Let $f: S^{n} \rightarrow S^{n}$ and $g: S^{n} \rightarrow S^{n}$ be two continuous map on $S^{n}$. Suppose that, for all $x \in S^{n}$, we have $$f(x)\cdot g(x)=0\,.$$ Then show that $f \simeq g$.
For the definition of two homotopic functions, see here.
For information, the operator $\cdot$ is the usual dot product in $\mathbb{R}^{n+1}$. Also $S^n\subseteq\mathbb{R}^{n+1}$ is the unit sphere with center at the origin.

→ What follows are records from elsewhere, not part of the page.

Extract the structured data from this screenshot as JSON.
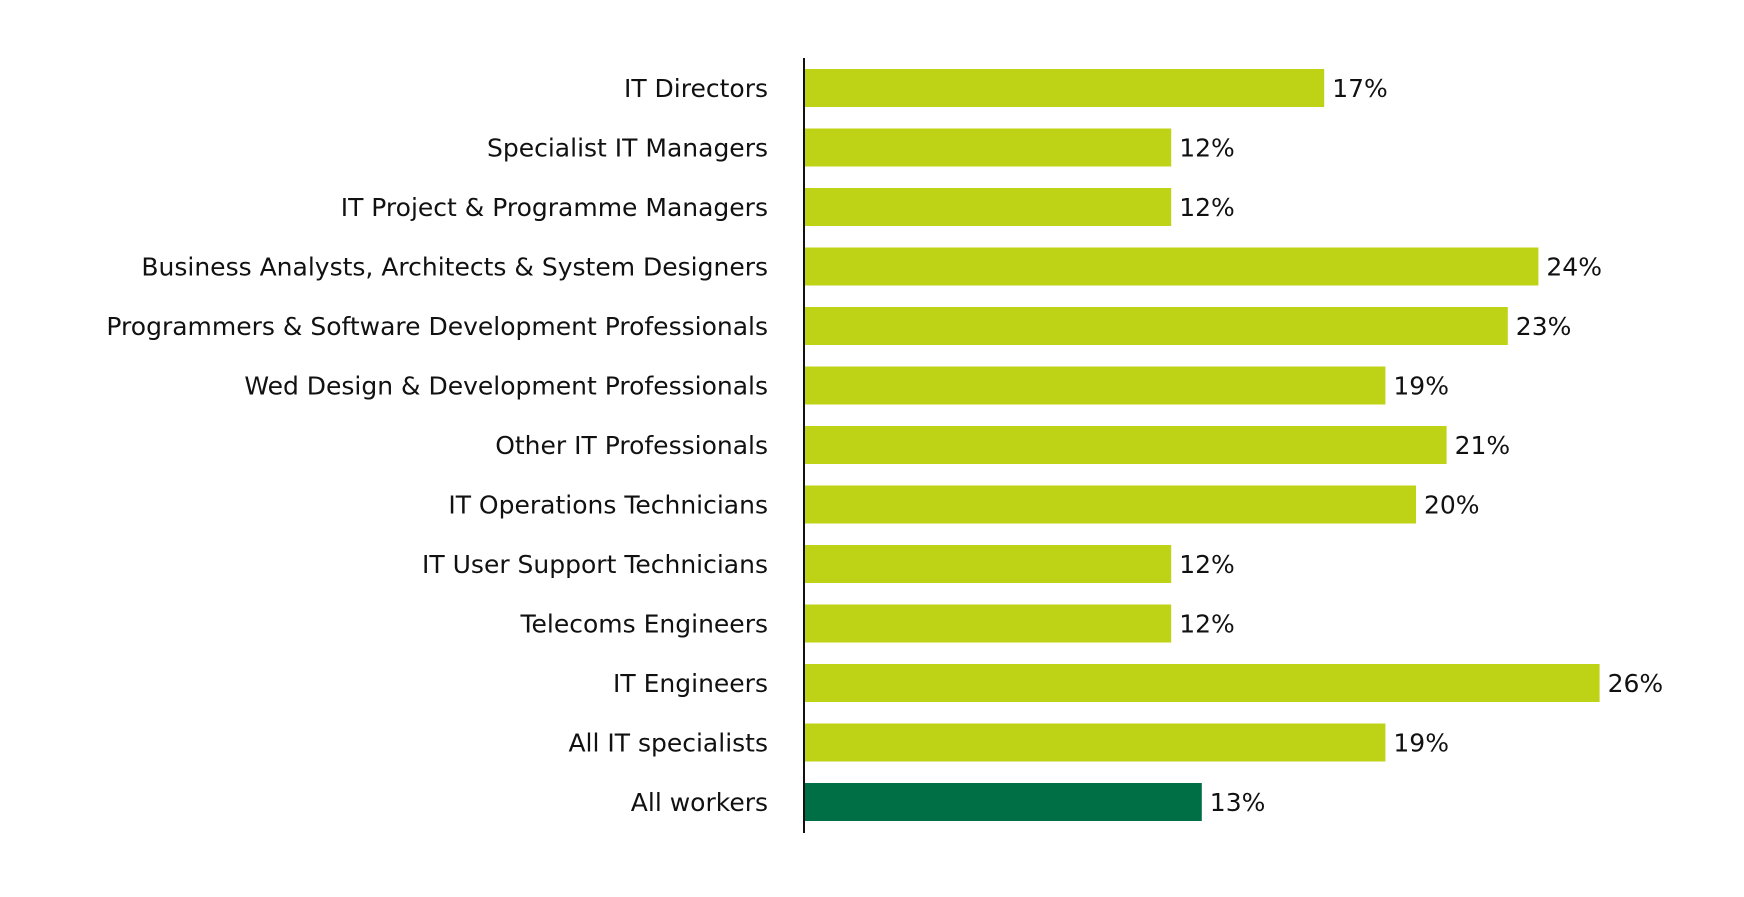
{
  "chart_data": {
    "type": "bar",
    "orientation": "horizontal",
    "categories": [
      "IT Directors",
      "Specialist IT Managers",
      "IT Project & Programme Managers",
      "Business Analysts, Architects & System Designers",
      "Programmers & Software Development Professionals",
      "Wed Design & Development Professionals",
      "Other IT Professionals",
      "IT Operations Technicians",
      "IT User Support Technicians",
      "Telecoms Engineers",
      "IT Engineers",
      "All IT specialists",
      "All workers"
    ],
    "values": [
      17,
      12,
      12,
      24,
      23,
      19,
      21,
      20,
      12,
      12,
      26,
      19,
      13
    ],
    "value_labels": [
      "17%",
      "12%",
      "12%",
      "24%",
      "23%",
      "19%",
      "21%",
      "20%",
      "12%",
      "12%",
      "26%",
      "19%",
      "13%"
    ],
    "bar_colors": [
      "#bfd316",
      "#bfd316",
      "#bfd316",
      "#bfd316",
      "#bfd316",
      "#bfd316",
      "#bfd316",
      "#bfd316",
      "#bfd316",
      "#bfd316",
      "#bfd316",
      "#bfd316",
      "#006f45"
    ],
    "xlim": [
      0,
      28
    ],
    "grid": false,
    "legend": "none",
    "title": "",
    "xlabel": "",
    "ylabel": ""
  }
}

For $n=1$, the claim is not difficult to prove. If $f(x)\cdot g(x)=0$, then $f(x)\perp g(x)$. Treating $\mathbb{R}^2$ as $\mathbb{C}$. Therefore, $f(x)=e^{\pm i\pi/2} g(x)$. Because $f$ and $g$ are continuous, we must have $$f(x)=e^{si\pi/2}g(x)$$ for all $x\in S^1$, where $s=\pm 1$ is fixed. In this case, we have a homotopy: $$H(x,t)=e^{si\pi t/2}g(x)$$ where $t\in[0,1]$ and $x\in S^1$. Clearly, $H(x,0)=g(x)$ and $H(x,1)=f(x)$ for all $x\in S^1$.
How do we prove the statement for a general $n$? Thanks in advance for sharing your knowledge.
Presumably, the operator $\cdot$ is the standard inner product on $\mathbb{R}^{n+1}$, and $$S^n:=\big\{x\in\mathbb{R}^{n+1}\,\big|\,\|x\|=1\big\}\,,$$ where $\|\_\|$ is the norm induced by the inner product $\cdot$. Let $$h(t,x):=(1-t)\,f(x)+t\,g(x)\,,$$ where $t\in[0,1]$ and $x\in S^n$. Because $f(x)\cdot g(x)=0$ for all $x\in S^n$, we conclude that $h$ is a nonvanishing continuous map from $[0,1]\times S^n$ to $\mathbb{R}^{n+1}$. Define $$H(t,x):=\frac{h(t,x)}{\big\|h(t,x)\big\|}$$ for all $t\in[0,1]$ and $x\in S^n$. Then, $H:[0,1]\times S^n\to S^n$ is a continuous map such that $H(0,\_)=f$ and $H(1,\_)=g$. Consequently, $H$ is a homotopy from $f$ to $g$.
Remark. It suffices to know that $f(x)$ and $g(x)$ are linearly independent for every $x\in S^n$. If this assumption is met, then $h(t,x)\neq 0$ for any $x\in S^n$ and $t\in[0,1]$. Therefore, the same argument works.